La Grèce: ce pays qui aime tant la vie, tant la liberté (éleutheria !) mais qui a connu aussi tant de crises, tant de dominations, menaces et désorganisations dans son histoire! Cette crise est combinée avec l’arrivée massive de réfugiés et migrants d’Afrique, de l’Extrême comme du Moyen Orient après la vague d’immigrations des Balkans qui déferla à la suite de la chute des régimes communistes.

Soit par notre activité professionnelle comme assistantes sociales travaillant pour telle ou telle ONG, comme juriste engagée ou par simple désir humain de servir et d’aider, soit comme jésuites au contact de la pauvreté dans la vie quotidienne de notre mission, nous avons déjà rencontré et soutenu plusieurs immigrés de toutes origines et de tous âges. Nous savons aussi par le travail de Caritas et les divers efforts de paroisses ou lieux d’accueil catholiques ou orthodoxes que les grecs eux même sont concernés par les aides et soutiens que nous voudrions voir  se multiplier. Nous en aidons aussi plusieurs comme personnes ou comme familles. Trop d’entre eux perdent leur  goût de vivre, leur grande capacité de résistance.

Nous avons une réelle expérience de leurs motivations, de leurs besoins et attentes : moyens alimentaires et sanitaires, aide à l’instruction et l’éducation des enfants, vêtements pour les autochtones comme pour les étrangers (« oi  Xenoi »), moyens pour rester et s’intégrer en Grèce en demandant l’asile politique, ou bien, plus souvent, demandes d’aides pour pouvoir quitter le pays aux services publics chaotiques et… trouver une vie meilleure dans un autre pays européen. C’est moins les grecs et leur réelle générosité philoxène que la Grèce en ses structures que de nombreuses personnes désirent quitter.

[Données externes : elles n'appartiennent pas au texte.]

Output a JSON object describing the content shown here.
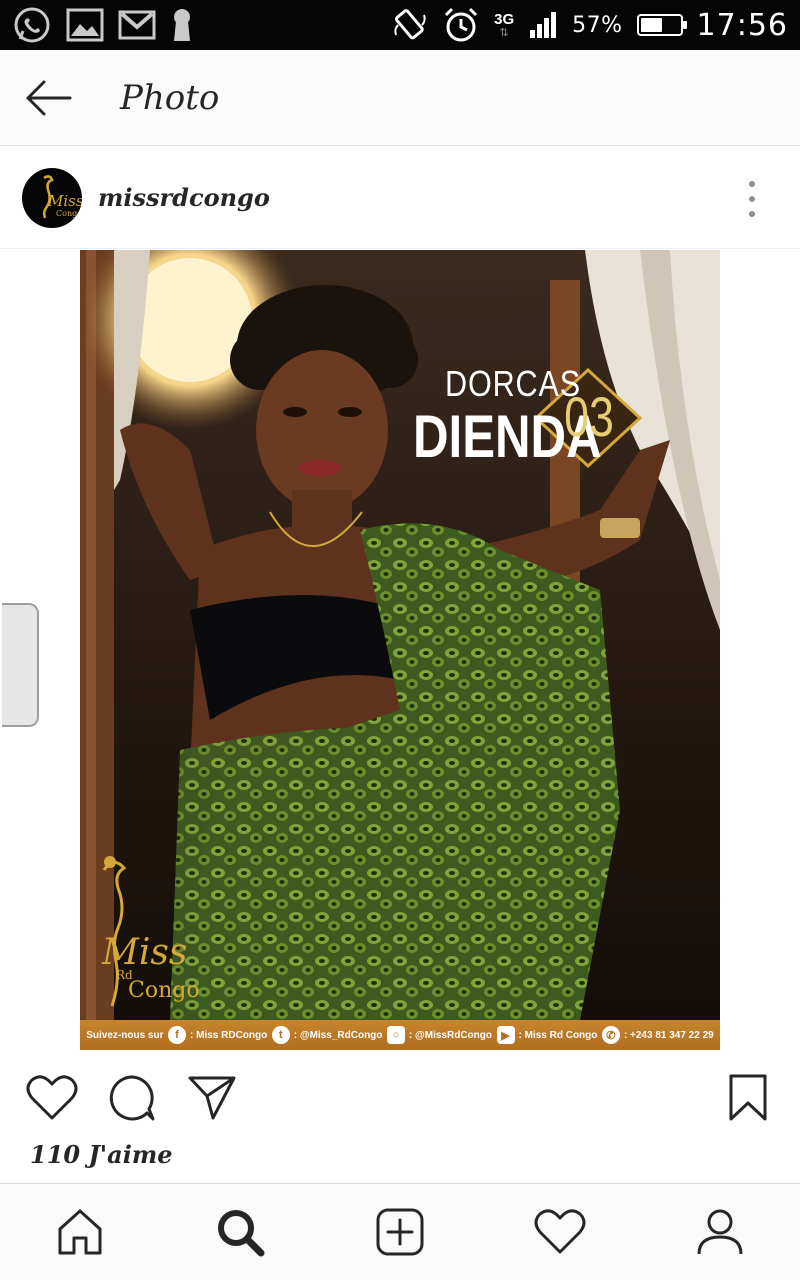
{
  "status_bar": {
    "icons_left": [
      "whatsapp-icon",
      "gallery-icon",
      "gmail-icon",
      "keyhole-icon"
    ],
    "icons_right": [
      "rotation-icon",
      "alarm-icon"
    ],
    "network": "3G",
    "battery_text": "57%",
    "battery_level": 0.57,
    "time": "17:56"
  },
  "app_bar": {
    "title": "Photo"
  },
  "post": {
    "username": "missrdcongo",
    "photo": {
      "first_name": "DORCAS",
      "last_name": "DIENDA",
      "number": "03",
      "logo_text": "Miss",
      "logo_rd": "Rd",
      "logo_congo": "Congo",
      "footer": {
        "follow": "Suivez-nous sur",
        "facebook": ": Miss RDCongo",
        "twitter": ": @Miss_RdCongo",
        "instagram": ": @MissRdCongo",
        "youtube": ": Miss Rd Congo",
        "phone": ": +243 81 347 22 29"
      }
    },
    "likes": "110 J'aime"
  },
  "colors": {
    "status_bar_bg": "#050505",
    "app_bar_bg": "#fafafa",
    "gold": "#d4a93a",
    "number_gold": "#e6cc73",
    "footer_band": "#c8852e"
  }
}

Nous avons bien entendu le slogan de campagne de la coalition étrange qui se trouve aujourd’hui au pouvoir, coalition de petits partis de gauches, partie communiste inclus, jusqu’à un petit parti de droite radicale d’où fut choisi le ministre actuel  de la Défense… Sans oublier le président droitier récemment élu non sans réelles critiques de tous bords pour pratiques anciennes «combinardes à couleur de corruption»…

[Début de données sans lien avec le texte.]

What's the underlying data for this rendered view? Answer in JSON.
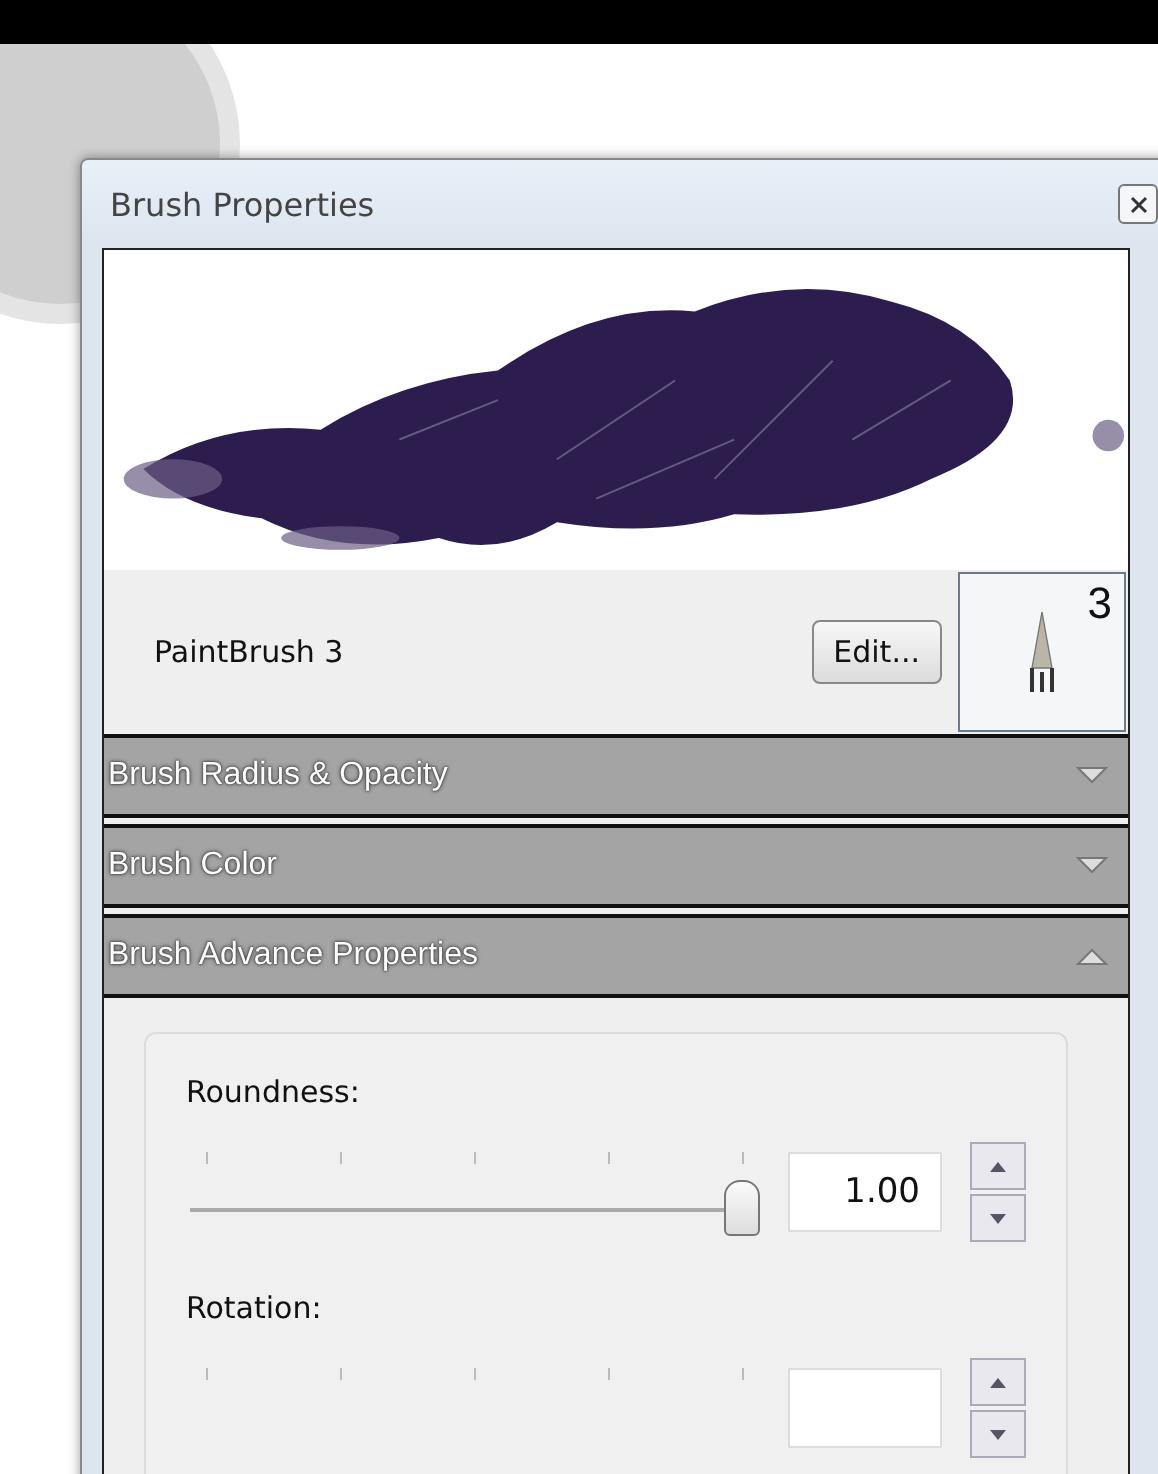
{
  "window": {
    "title": "Brush Properties"
  },
  "brush": {
    "name": "PaintBrush 3",
    "edit_button": "Edit...",
    "size_badge": "3"
  },
  "sections": [
    {
      "title": "Brush Radius & Opacity",
      "expanded": false
    },
    {
      "title": "Brush Color",
      "expanded": false
    },
    {
      "title": "Brush Advance Properties",
      "expanded": true
    }
  ],
  "controls": [
    {
      "label": "Roundness:",
      "level": 0.97,
      "value": "1.00"
    },
    {
      "label": "Rotation:"
    }
  ]
}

«I ELPIDA ERCHETAI: L’ESPERANCE ARRIVE » tel était, tel est encore le slogan à l’heure où nous mêmes, nous en sommes simplement à vouloir assurer un avenir nouveau à notre expérience.

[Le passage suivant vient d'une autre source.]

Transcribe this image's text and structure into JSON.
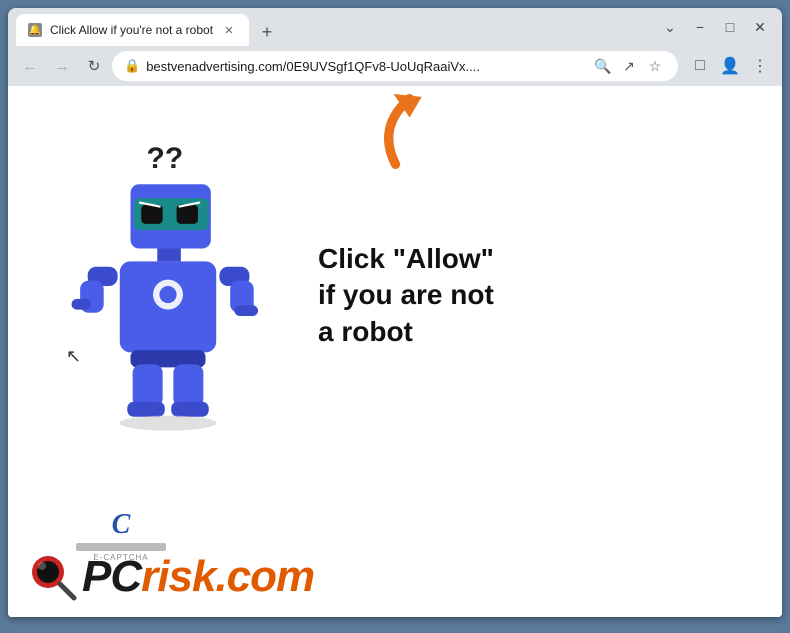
{
  "browser": {
    "tab": {
      "label": "Click Allow if you're not a robot",
      "favicon": "🔔"
    },
    "window_controls": {
      "minimize": "–",
      "maximize": "□",
      "close": "✕",
      "chevron": "⌄"
    },
    "nav": {
      "back": "←",
      "forward": "→",
      "reload": "↻"
    },
    "url": "bestvenadvertising.com/0E9UVSgf1QFv8-UoUqRaaiVx....",
    "url_icons": {
      "search": "🔍",
      "share": "↗",
      "star": "☆",
      "extensions": "□",
      "profile": "👤",
      "more": "⋮"
    },
    "new_tab": "+"
  },
  "page": {
    "message_line1": "Click \"Allow\"",
    "message_line2": "if you are not",
    "message_line3": "a robot"
  },
  "watermark": {
    "pc_text": "PC",
    "risk_text": "risk",
    "dot_com": ".com",
    "ecaptcha_letter": "C",
    "ecaptcha_label": "E-CAPTCHA"
  },
  "colors": {
    "orange_arrow": "#e8731a",
    "robot_blue": "#4a5de8",
    "robot_dark_blue": "#2a3aaa",
    "robot_teal": "#2ab8b8",
    "accent_orange": "#e05a00",
    "tab_bg": "#ffffff",
    "browser_chrome": "#dee1e6"
  }
}
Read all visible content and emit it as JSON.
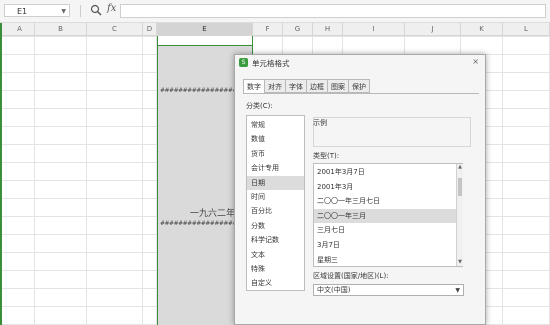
{
  "formula_bar": {
    "name_box": "E1",
    "fx_label": "fx"
  },
  "columns": [
    {
      "label": "A"
    },
    {
      "label": "B"
    },
    {
      "label": "C"
    },
    {
      "label": "D"
    },
    {
      "label": "E"
    },
    {
      "label": "F"
    },
    {
      "label": "G"
    },
    {
      "label": "H"
    },
    {
      "label": "I"
    },
    {
      "label": "J"
    },
    {
      "label": "K"
    },
    {
      "label": "L"
    }
  ],
  "sheet": {
    "hash_top": "######################",
    "cell_text": "一九六二年",
    "hash_bottom": "######################"
  },
  "dialog": {
    "title": "单元格格式",
    "close": "×",
    "tabs": [
      "数字",
      "对齐",
      "字体",
      "边框",
      "图案",
      "保护"
    ],
    "category_label": "分类(C):",
    "categories": [
      "常规",
      "数值",
      "货币",
      "会计专用",
      "日期",
      "时间",
      "百分比",
      "分数",
      "科学记数",
      "文本",
      "特殊",
      "自定义"
    ],
    "selected_category": "日期",
    "sample_label": "示例",
    "type_label": "类型(T):",
    "types": [
      "2001年3月7日",
      "2001年3月",
      "二〇〇一年三月七日",
      "二〇〇一年三月",
      "三月七日",
      "3月7日",
      "星期三"
    ],
    "selected_type": "二〇〇一年三月",
    "region_label": "区域设置(国家/地区)(L):",
    "region_value": "中文(中国)"
  },
  "colors": {
    "accent_green": "#3a8f3a",
    "selection_gray": "#dcdcdc"
  }
}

Oui, il fallait réagir, relever la tête devant une Troïka de jeunes technocrates donneurs de leçons avec chiffres et tableaux mais nous sommes conscients que la Grèce va être  longtemps encore  marquée par la situation présente. La responsabilité est dans les murs comme dans la diaspora grecque lointaine et peu solidaire, elle n’est pas qu’à Berlin, Paris ou Bruxelles.  Nous savons aussi que  les pays comme la Syrie, la Lybie, l’Irak, l’Afghanistan vont demeurer longtemps ruinés,  fragiles et chaotiques même si la paix enfin revient.

Notre propre action nécessite une meilleure intégration dans une organisation européenne plus large et plus précise, en étroite collaboration et interconnexion avec d’autres ONGs en Grèce et si possible un état fort, aux instances publiques davantage au travail.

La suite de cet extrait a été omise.